Before studying these procedures, it is useful to consider some of the benefits to be gained by this process. First, utilizing primitive postures creates the conditions within which it is safe to let go. The upright support system, as we've seen, is highly unstable; once it begins to work inefficiently, muscles begin to compensate and it becomes nearly impossible to release the resulting tensions because to do so would compromise balance. When we assume developmentally primitive positions, it becomes much easier to release tensions because we are free of the fear of falling and more supported. Beginning with the more secure prone or supine postures, we can progress to the less secure ones. 

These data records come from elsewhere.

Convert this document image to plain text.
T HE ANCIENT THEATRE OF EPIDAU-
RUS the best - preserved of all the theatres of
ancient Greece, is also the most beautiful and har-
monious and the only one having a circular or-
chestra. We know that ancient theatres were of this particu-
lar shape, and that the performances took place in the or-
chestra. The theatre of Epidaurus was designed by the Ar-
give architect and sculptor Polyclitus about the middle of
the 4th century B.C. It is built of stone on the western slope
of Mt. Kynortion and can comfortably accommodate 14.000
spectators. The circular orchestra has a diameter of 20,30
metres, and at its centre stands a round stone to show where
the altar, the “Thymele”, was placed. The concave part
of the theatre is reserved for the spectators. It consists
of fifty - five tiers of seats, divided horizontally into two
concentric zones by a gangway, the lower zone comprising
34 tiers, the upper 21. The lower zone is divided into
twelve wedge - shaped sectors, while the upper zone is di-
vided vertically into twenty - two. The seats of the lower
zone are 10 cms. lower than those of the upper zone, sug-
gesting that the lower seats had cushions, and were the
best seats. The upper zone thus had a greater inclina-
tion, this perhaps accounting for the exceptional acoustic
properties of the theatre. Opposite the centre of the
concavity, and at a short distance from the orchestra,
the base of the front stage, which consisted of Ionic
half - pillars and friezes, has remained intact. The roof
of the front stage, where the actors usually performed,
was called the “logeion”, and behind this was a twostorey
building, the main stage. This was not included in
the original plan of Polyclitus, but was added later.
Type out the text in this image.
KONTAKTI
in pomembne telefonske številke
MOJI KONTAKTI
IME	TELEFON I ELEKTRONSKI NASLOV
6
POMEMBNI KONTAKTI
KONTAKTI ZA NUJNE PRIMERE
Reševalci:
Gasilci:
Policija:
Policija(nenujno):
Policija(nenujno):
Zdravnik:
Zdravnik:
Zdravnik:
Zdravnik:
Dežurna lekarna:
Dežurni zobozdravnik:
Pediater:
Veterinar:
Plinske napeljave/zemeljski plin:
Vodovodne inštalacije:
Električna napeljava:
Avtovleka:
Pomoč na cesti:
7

Second, primitive postures provide more fulcrums of support and tactile feedback from the ground. When we are standing, the only physical contact we have with the ground consists of three points of support on each foot. When we are prone, semi-supine, or four-footed, we have more fulcrums of support, and they are more strategically placed. This tends to elicit supporting responses -- having our elbows on the ground allows us to let go in the shoulders and widen the back; the forehead against the ground allows us to untwist and release the neck muscles; knees contacting the ground makes it easier to lengthen and release the thigh and hip muscles. The pressure of these weight-bearing points also helps to educate the antagonistic muscle groups around the joints, as when we're on our knees and this helps us to let go in the hips and to stimulate and educate the surrounding muscle groups.

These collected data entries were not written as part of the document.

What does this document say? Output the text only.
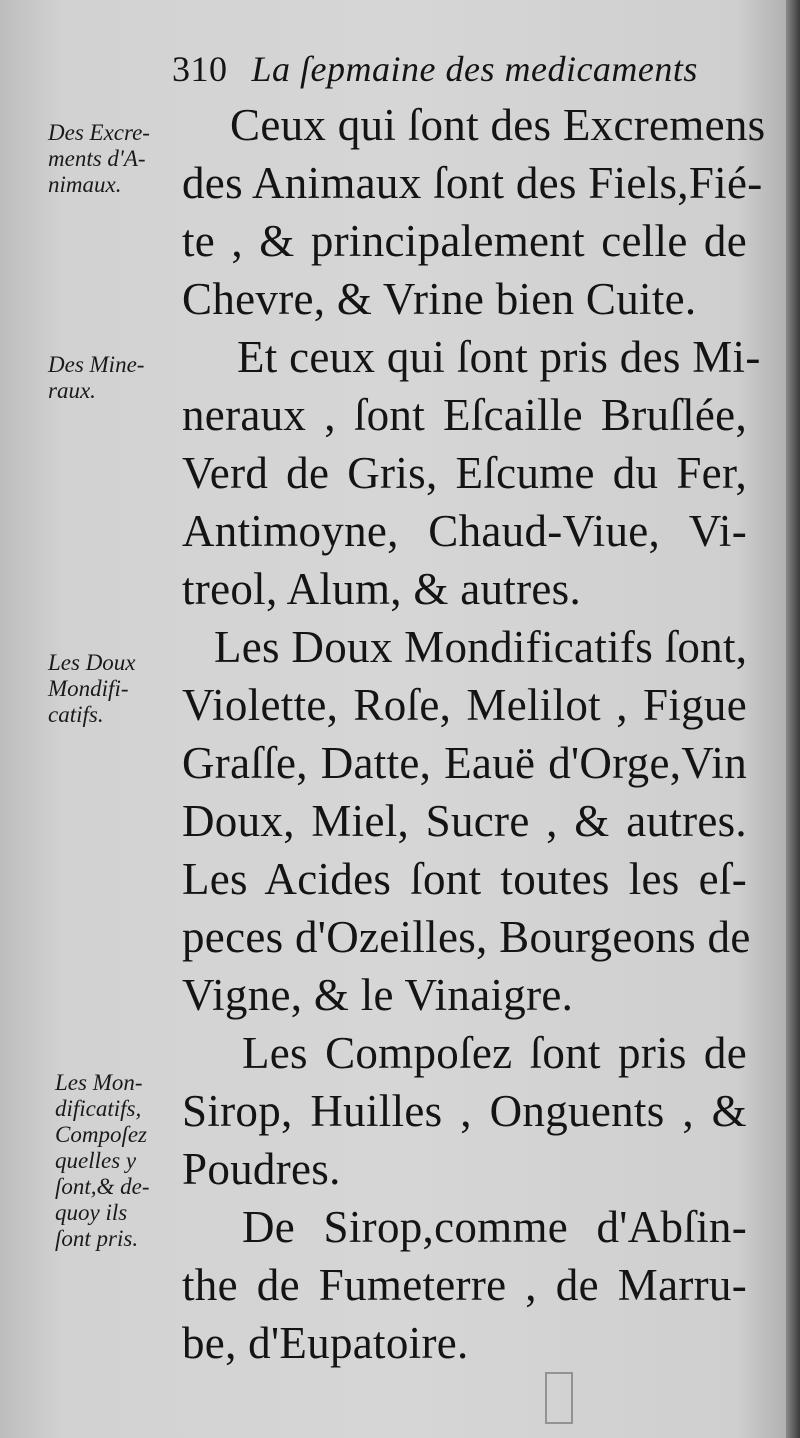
310 La ſepmaine des medicaments
Ceux qui ſont des Excremens
des Animaux ſont des Fiels,Fié-
te , & principalement celle de
Chevre, & Vrine bien Cuite.
Et ceux qui ſont pris des Mi-
neraux , ſont Eſcaille Bruſlée,
Verd de Gris, Eſcume du Fer,
Antimoyne, Chaud-Viue, Vi-
treol, Alum, & autres.
Les Doux Mondificatifs ſont,
Violette, Roſe, Melilot , Figue
Graſſe, Datte, Eauë d'Orge,Vin
Doux, Miel, Sucre , & autres.
Les Acides ſont toutes les eſ-
peces d'Ozeilles, Bourgeons de
Vigne, & le Vinaigre.
Les Compoſez ſont pris de
Sirop, Huilles , Onguents , &
Poudres.
De Sirop,comme d'Abſin-
the de Fumeterre , de Marru-
be, d'Eupatoire.
Des Excre-
ments d'A-
nimaux.
Des Mine-
raux.
Les Doux
Mondifi-
catifs.
Les Mon-
dificatifs,
Compoſez
quelles y
ſont,& de-
quoy ils
ſont pris.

Third, and perhaps most importantly, the bony fulcrums provide points of support so that muscles can release between their bony contacts. The semi-supine position, for instance, provides five main areas of support: the sacrum/posterior iliac crests, the shoulder blades, and the occiput. With these points of support, the extensor muscles of the back can release and let go, establishing elasticity in the back. The support of the trunk also allow muscles in the ribs to release so that, if the trunk is twisted, it can de-rotate. In short, supporting parts of the skeleton with the aid of gravity allows muscles to let go into length, establishing antagonistic or lengthened action of muscles.